Maintaining restrictions to 2018-2020 refers primarily to quotas on shipments and bans on shipments of dark and light oil products, he said. "If we manage to agree on this package, then only compensation from Belarus remains outside the bounds of the agreement. I won't venture to forecast what the decision will be. As far as I understand, Belarus is not prepared for this yet," Shatalov said.
He said that if the quotas and restrictions within the Customs Union are maintained, the tax maneuver in the Russian oil sector will be continued, "but not at the pace that is envisioned now."
"We began to raise the natural resource extraction tax (NRET), lower export duties last year and we have this programmed for 2015-2016. We think that it for 2017 it is possible to continue moving at the same pace, maybe the pace will be adjusted a little. This will depend on how the 2015 problem related to fuel oil will be resolved," Shatalov said.
The ideal solution, he said, would be to keep everything as it is in order to continue the gradual course begun last year under the tax maneuver.

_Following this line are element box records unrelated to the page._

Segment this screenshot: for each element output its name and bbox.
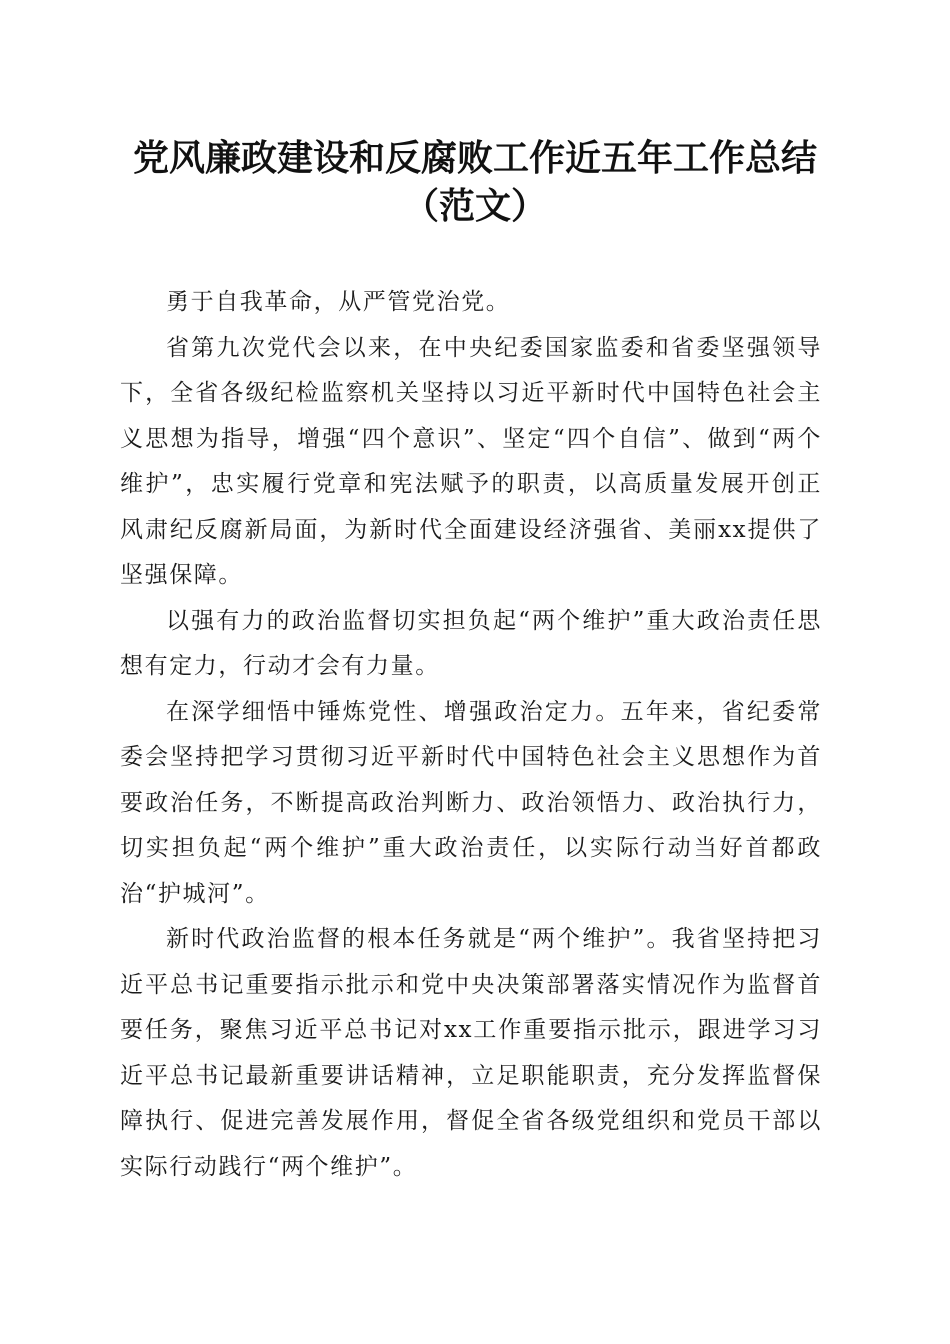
paragraph-4: 在深学细悟中锤炼党性、增强政治定力。五年来，省纪委常委会坚持把学习贯彻习近平新时代中国特色社会主义思想作为首要政治任务，不断提高政治判断力、政治领悟力、政治执行力，切实担负起“两个维护”重大政治责任，以实际行动当好首都政治“护城河”。 (120, 698, 822, 907)
paragraph-2: 省第九次党代会以来，在中央纪委国家监委和省委坚强领导下，全省各级纪检监察机关坚持以习近平新时代中国特色社会主义思想为指导，增强“四个意识”、坚定“四个自信”、做到“两个维护”，忠实履行党章和宪法赋予的职责，以高质量发展开创正风肃纪反腐新局面，为新时代全面建设经济强省、美丽xx提供了坚强保障。 (120, 334, 822, 588)
paragraph-5: 新时代政治监督的根本任务就是“两个维护”。我省坚持把习近平总书记重要指示批示和党中央决策部署落实情况作为监督首要任务，聚焦习近平总书记对xx工作重要指示批示，跟进学习习近平总书记最新重要讲话精神，立足职能职责，充分发挥监督保障执行、促进完善发展作用，督促全省各级党组织和党员干部以实际行动践行“两个维护”。 (120, 926, 822, 1180)
document-body (120, 280, 822, 1190)
paragraph-1: 勇于自我革命，从严管党治党。 (166, 289, 511, 315)
document-title (100, 134, 850, 230)
title-line-1: 党风廉政建设和反腐败工作近五年工作总结 (132, 137, 817, 179)
paragraph-3: 以强有力的政治监督切实担负起“两个维护”重大政治责任思想有定力，行动才会有力量。 (120, 607, 822, 679)
title-line-2: （范文） (402, 185, 547, 227)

The most difficult scenario for Russia could be a complete elimination of all restrictions and the most aggressive planning, he said. "This scenario has the biggest risks, because in this case we could theoretically lose oil revenues. We're talking about a total of about $33 billion in additional losses that we could have per year. Supposing if we don't manage to reach an agreement [with Customs Union partners], then we'll be forced to make our own decisions. Hypothetically, we could opt to dramatically lower our export duties and shift the tax burden to the NRET - an export duty on oil on the level of Kazakhstan's," Shatalov said.
"In that case, the amount of subsidies to Belarus and Kazakhstan decreases, prices for oil and motor fuel on Russia's domestic market increase dramatically. We'd have to virtually lower excises to zero in order to curb prices on the domestic market. Something would have to be decided with jet fuel, petrochemicals, road funds. The budget classification, the fiscal rule would have to be changed. And a whole range of other negative consequences," Shatalov said.